社会 毎日新聞 2026年04月03日 20:27
東大不祥事、背景に「教員相互の無関心」 外部検証委が報告書

 東京大医学部教授らによる汚職事件が相次いだことを受け、大学の対応の問題点を調査してきた第三者委員会が3日、報告書を公表した。東大が自浄作用を発揮できていなかったとし、背景には大学本部の危機意識の欠如や研究者・教員相互の無関心があると厳しく批判した。

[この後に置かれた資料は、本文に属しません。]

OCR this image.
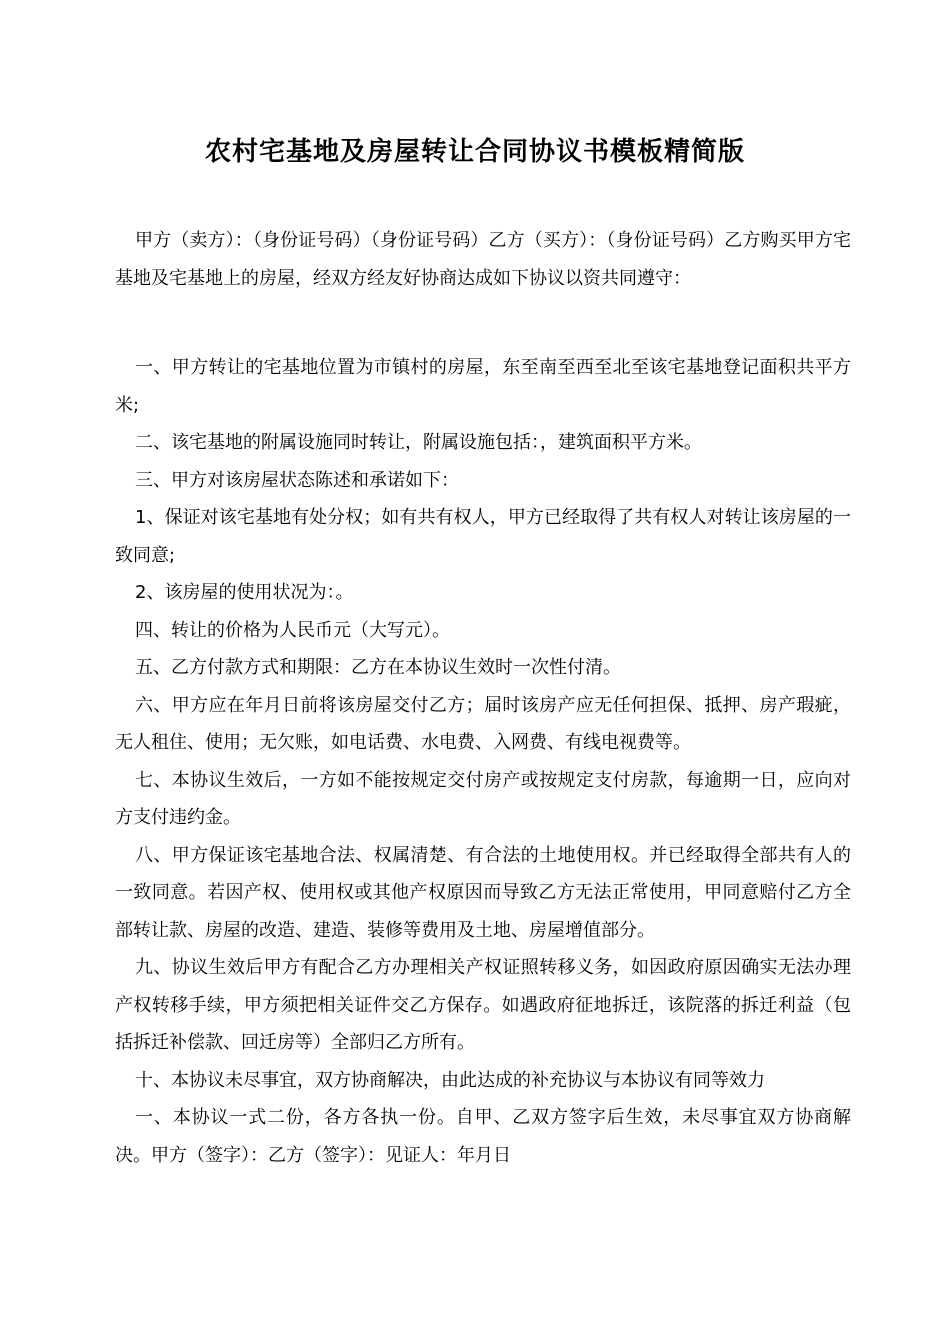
农村宅基地及房屋转让合同协议书模板精简版

甲方（卖方）：（身份证号码）（身份证号码）乙方（买方）：（身份证号码）乙方购买甲方宅基地及宅基地上的房屋，经双方经友好协商达成如下协议以资共同遵守：

一、甲方转让的宅基地位置为市镇村的房屋，东至南至西至北至该宅基地登记面积共平方米;

二、该宅基地的附属设施同时转让，附属设施包括：，建筑面积平方米。

三、甲方对该房屋状态陈述和承诺如下：

1、保证对该宅基地有处分权；如有共有权人，甲方已经取得了共有权人对转让该房屋的一致同意;

2、该房屋的使用状况为：。

四、转让的价格为人民币元（大写元）。

五、乙方付款方式和期限：乙方在本协议生效时一次性付清。

六、甲方应在年月日前将该房屋交付乙方；届时该房产应无任何担保、抵押、房产瑕疵，无人租住、使用；无欠账，如电话费、水电费、入网费、有线电视费等。

七、本协议生效后，一方如不能按规定交付房产或按规定支付房款，每逾期一日，应向对方支付违约金。

八、甲方保证该宅基地合法、权属清楚、有合法的土地使用权。并已经取得全部共有人的一致同意。若因产权、使用权或其他产权原因而导致乙方无法正常使用，甲同意赔付乙方全部转让款、房屋的改造、建造、装修等费用及土地、房屋增值部分。

九、协议生效后甲方有配合乙方办理相关产权证照转移义务，如因政府原因确实无法办理产权转移手续，甲方须把相关证件交乙方保存。如遇政府征地拆迁，该院落的拆迁利益（包括拆迁补偿款、回迁房等）全部归乙方所有。

十、本协议未尽事宜，双方协商解决，由此达成的补充协议与本协议有同等效力

一、本协议一式二份，各方各执一份。自甲、乙双方签字后生效，未尽事宜双方协商解决。甲方（签字）：乙方（签字）：见证人：年月日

 報告書は、収賄罪で起訴された大学院医学研究科の元教授=懲戒解雇=らが共同研究の相手方から性風俗での接待を受けていた事案について「権威ある教授を当事者とする破廉恥な事案」と認定。2024年9月に内部通報があり証拠となる写真や録音データが提供されたにもかかわらず、通報者に接触するなどの対応を取らず、警察から対象者へのヒアリングを控えるよう求められてからは内部調査を長期間停止したことを不適切だったと判断した。

 さらに、藤井輝夫学長や文部科学省から出向していたコンプライアンス総括責任者らについて「危機意識が不十分だった」と指摘。「他者の倫理違反に対して口を出さない文化が根付いており、自浄作用が働きにくい風土が存在する」と非難した。